My original post was written purely as a defense of my friends. It is fine that people disagreed and that many have had different experiences. At this point I will only claim to be an expert on my own experiences. As a blogger I know that I may put out content saying anything I want, but just as Shelley points out, if this girl gun blogger doesn’t hold herself to a higher standard, then I am doing a disservice to all of us.

This is why I completely agree with Shelley’s latter point, just because anyone can start a blog does not mean all blogs are created equal. Or to use a local turn of phrase: Opinions are like a**holes, everybody’s got one. Sometimes an expert puts out useful content in blog form. Other times, blogs inspire conversations that need to be sparked. Probably equal to the both of these instances, are blogs that are pure crap.

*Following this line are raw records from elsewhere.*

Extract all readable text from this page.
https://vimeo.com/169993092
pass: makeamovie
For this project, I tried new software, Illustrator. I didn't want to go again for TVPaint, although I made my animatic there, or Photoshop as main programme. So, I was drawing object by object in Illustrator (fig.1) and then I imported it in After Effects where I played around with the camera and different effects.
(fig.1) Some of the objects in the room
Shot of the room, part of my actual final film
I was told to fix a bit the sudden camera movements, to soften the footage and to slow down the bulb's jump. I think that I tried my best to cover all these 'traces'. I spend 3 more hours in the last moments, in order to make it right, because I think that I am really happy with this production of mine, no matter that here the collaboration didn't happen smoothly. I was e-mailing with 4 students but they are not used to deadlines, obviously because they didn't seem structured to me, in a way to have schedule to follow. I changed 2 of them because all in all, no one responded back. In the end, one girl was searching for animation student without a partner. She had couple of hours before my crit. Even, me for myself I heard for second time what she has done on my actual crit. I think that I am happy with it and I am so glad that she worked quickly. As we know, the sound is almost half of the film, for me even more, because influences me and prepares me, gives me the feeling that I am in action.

It’s up to readers to decide where they want the bar to be set and then vote, with their clicks, their “likes” and their page visits.


  1. This series of articles has been a fascinating example of bias blinding. From her original post all Gabby has been talking about was how different (and enjoyable) she found the culture of women IN the industry to be from OTHER industries she’s experienced. Her experience with actual women actually in the broader gun industry has been pleasantly positive. In contrast to her experience with actual women actually in OTHER industries of her experience.

    In her first post she made a throw-away comment about how the dynamic of women entering a traditionally male dominated field had proceeded…and I guess a bunch of people’s brains clicked off. We even have a charming fellow on one of the comment threads demanding proof that women have struggled in the industry, but not in any aspect of the industry that I arbitrarily discount, ’cause that’s not important. Right. Gotcha.

    Leave aside the fact that, however well the industry is/is not welcoming women now, there has been a cultural conflict as more women enter the field as customers, employees, leaders and competitors, and it is therefore legitimate to reference that history as a brief aside… We’re leaving that aside because THAT wasn’t her POINT.

    How about, just for the giggles, we address her actual point as we rush to tell Gabby what experiences we think she should have before she’s qualified to comment on her own, you know, actual experiences? Whatddya say?


    1. Part of me wishes I didn’t have to thank you for doing what everyone should do, and limiting your comments to the topic of the post. The rest of me doesn’t want to thank you, out of fear that the whole argument will start up all over again!
      But I honestly want to hug you right now! Thank you! -gabby

      1. Yeah…you may be right! How about i just quietly accept your thanks (hugs are automatically accepted) and we both tiptoe away and hope no one notices?